A fellow seminarian suggested he seek clarity by visiting Medjugorje to pray. Father Carney took the advice and soon found himself cloaked with a spiritual reassurance that he should become a priest. Father Carney has scheduled his Medjugorje visits around his dual chaplaincies with Flushing Hospital and for a New York Guard unit, the Veteran Corps of Artillery.

A Book From a Prayer

Among his regular fellow pilgrims was Marty Ingram, a retired U.S. Air Force lieutenant colonel. Ingram and Father Carney became friends while serving together in the New York Guard. Ingram also served as chief of the volunteer Breezy Point fire department during Hurricane Sandy in 2012.

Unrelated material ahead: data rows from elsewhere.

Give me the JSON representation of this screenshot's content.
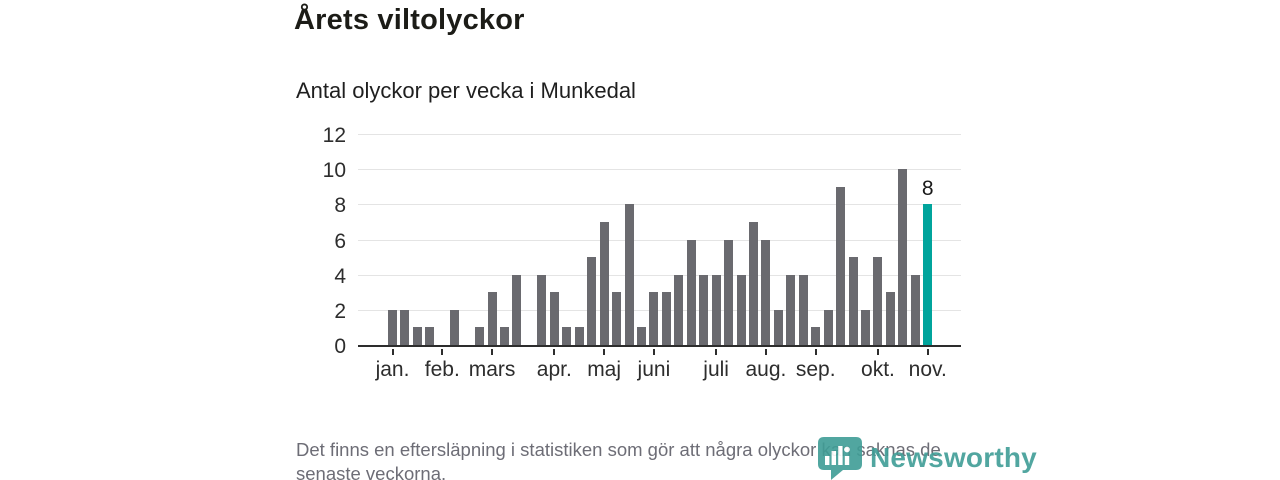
{
  "header": {
    "title": "Årets viltolyckor",
    "subtitle": "Antal olyckor per vecka i Munkedal"
  },
  "chart_data": {
    "type": "bar",
    "title": "Årets viltolyckor",
    "subtitle": "Antal olyckor per vecka i Munkedal",
    "x_unit": "vecka",
    "xlabel": "",
    "ylabel": "",
    "ylim": [
      0,
      12
    ],
    "y_ticks": [
      0,
      2,
      4,
      6,
      8,
      10,
      12
    ],
    "values": [
      2,
      2,
      1,
      1,
      0,
      2,
      0,
      1,
      3,
      1,
      4,
      0,
      4,
      3,
      1,
      1,
      5,
      7,
      3,
      8,
      1,
      3,
      3,
      4,
      6,
      4,
      4,
      6,
      4,
      7,
      6,
      2,
      4,
      4,
      1,
      2,
      9,
      5,
      2,
      5,
      3,
      10,
      4,
      8
    ],
    "month_labels": [
      "jan.",
      "feb.",
      "mars",
      "apr.",
      "maj",
      "juni",
      "juli",
      "aug.",
      "sep.",
      "okt.",
      "nov."
    ],
    "month_tick_week_indices": [
      0,
      4,
      8,
      13,
      17,
      21,
      26,
      30,
      34,
      39,
      43
    ],
    "highlight_index": 43,
    "highlight_value_label": "8",
    "grid": "horizontal",
    "legend": "none",
    "colors": {
      "bar": "#6a6a6f",
      "highlight": "#00a49c",
      "axis": "#2d2d2d",
      "gridline": "#e4e4e4"
    }
  },
  "footer": {
    "note": "Det finns en eftersläpning i statistiken som gör att några olyckor kan saknas de senaste veckorna."
  },
  "logo": {
    "text": "Newsworthy",
    "color": "#3f9d96"
  }
}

In his book, “Flood, Fire, and a Superstorm,” he wrote about the disaster. He described how his department’s fire trucks wouldn’t start because flood water filled the engine compartments, but later sprang to life after the firefighters prayed the “Hail Mary.” Ingram, a former Air Force rescue helicopter pilot, died in June. Previously, he told The Tablet how he struggled to get his book published, but everything fell
into place after he prayed to Mary in Medjugorje. The book was published in 2022 in time for Sandy’s 10th anniversary.

A Lighter Load

Luz Foronda, a member of Queen of Peace Parish in Flushing, and her husband, Julius, visited Medjugorje with Father Carney in 2019. She is a registered nurse who works with Father Carney at the hospital in Flushing. Foronda described climbing the rocky Apparition Hill, where the visionaries say they first encountered Mary. She prayed for protection on the rugged rocks and felt that the Blessed Mother helped ease her trek up and down the mountain.

But Foronda said she was the most spiritually connected while saying the rosary back in the village. Al- though she was with a group, she started feeling alone until she felt the loving presence of an unseen being. “You feel like somebody’s embracing you, that somebody’s hearing you and sitting next to you,” Foronda said. “It makes you feel good and that the load you’ve been carrying is lighter.”

While Father Carney needs no convincing that the Medjugorje apparitions are real, he has no problem with Vatican officials taking their time to investigate, noting that hundreds of Marian claims throughout history and all over the world were proven false. “That’s exactly what the Vatican has to look at,” Father Carney said. “They have to be more critical than anybody. The Church has everything to lose if they ever said something was original, and then it turned out to be unoriginal. You could throw away every vision that ever was in 2,000 years.”